The plastics recycling industry is facing an investigation into suspected widespread abuse and fraud within the export system amid warnings the world is about to close the door on UK packaging #waste, the Guardian has learned.
The Environment Agency (EA) has set up a team of investigators, including three retired police officers, in an attempt to deal with complaints that organised criminals and firms are abusing the system.
Six UK exporters of plastic waste have had their licences suspended or cancelled in the last three months, according to EA data. One firm has had 57 containers of plastic waste stopped at UK ports in the last three years due to concerns over contamination of waste.
Allegations that the agency is understood to be investigating include:
- Exporters are falsely claiming for tens of millions of tonnes of plastic waste which might not exist
- UK plastic waste is not being recycled and is being left to leak into rivers and oceans
- Illegal shipments of plastic waste are being routed to the Far East via the Netherlands
- UK firms with serial offences of shipping contaminated waste are being allowed to continue exporting.
UK households and businesses used 11m tonnes of packaging last year, according to government figures. Two-thirds of our plastic packaging waste is exported by an export industry £50m last year.
The exporters make millions by charging retailers and manufacturers a fluctuating tonnage rate for plastic waste recovery notes – currently £60 a tonne. Retailers buy these plastic export recovery notes – Perns – to satisfy the government they are contributing something to recycling plastic packaging waste.

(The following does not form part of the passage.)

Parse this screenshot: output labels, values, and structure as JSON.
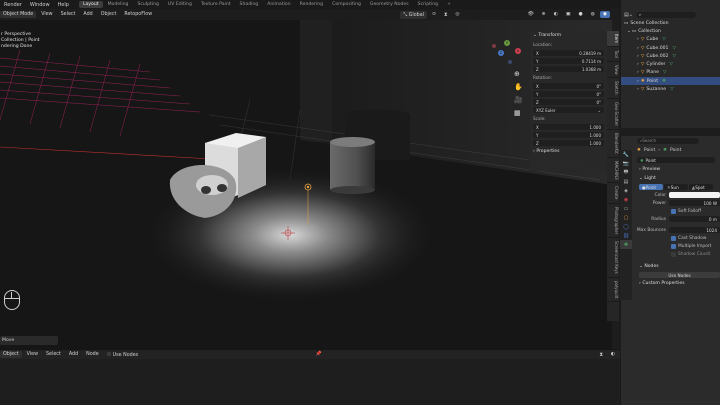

But the system – which was heavily criticised as open to fraud and abuse by the National Audit Office this summer – relies on companies making self declarations about how much packaging they are exporting.
The Guardian understands information has been passed to the EA – the regulators – which shows huge discrepancies between the amount of packaging exports recorded by HM customs, compared to the amount UK exporters claim to have shipped.
The data, analysed by the Guardian, reveals British export firms claim to have shipped abroad 35,135 tonnes more plastic than HM Customs has recorded leaving the country.
One source with knowledge of the inquiry said: “In the last few months the customs figures on waste plastic are lower than the figures given to the Environment Agency by the exporters – suggesting more people are shipping stuff they claim is waste plastic in order to get the Pern price.
“Perns are running at around £60-70 a tonne, so that encourages all sorts of people to pursue the export market, and the question is whether the enforcement is strong enough to detect whether this is actually plastic waste being shipped out.”
At least 100 containers of plastic waste a day are shipped out from ports including Felixstowe and Southampton to Europe and the Far East. Insiders said EA staff have never visited any of the countries or sites where British waste plastic is exported for recycling.
Jacob Hayler, executive director of the Environmental Services Association (ESA), is one of many individuals who has raised the issue of the discrepancy in figures with the EA.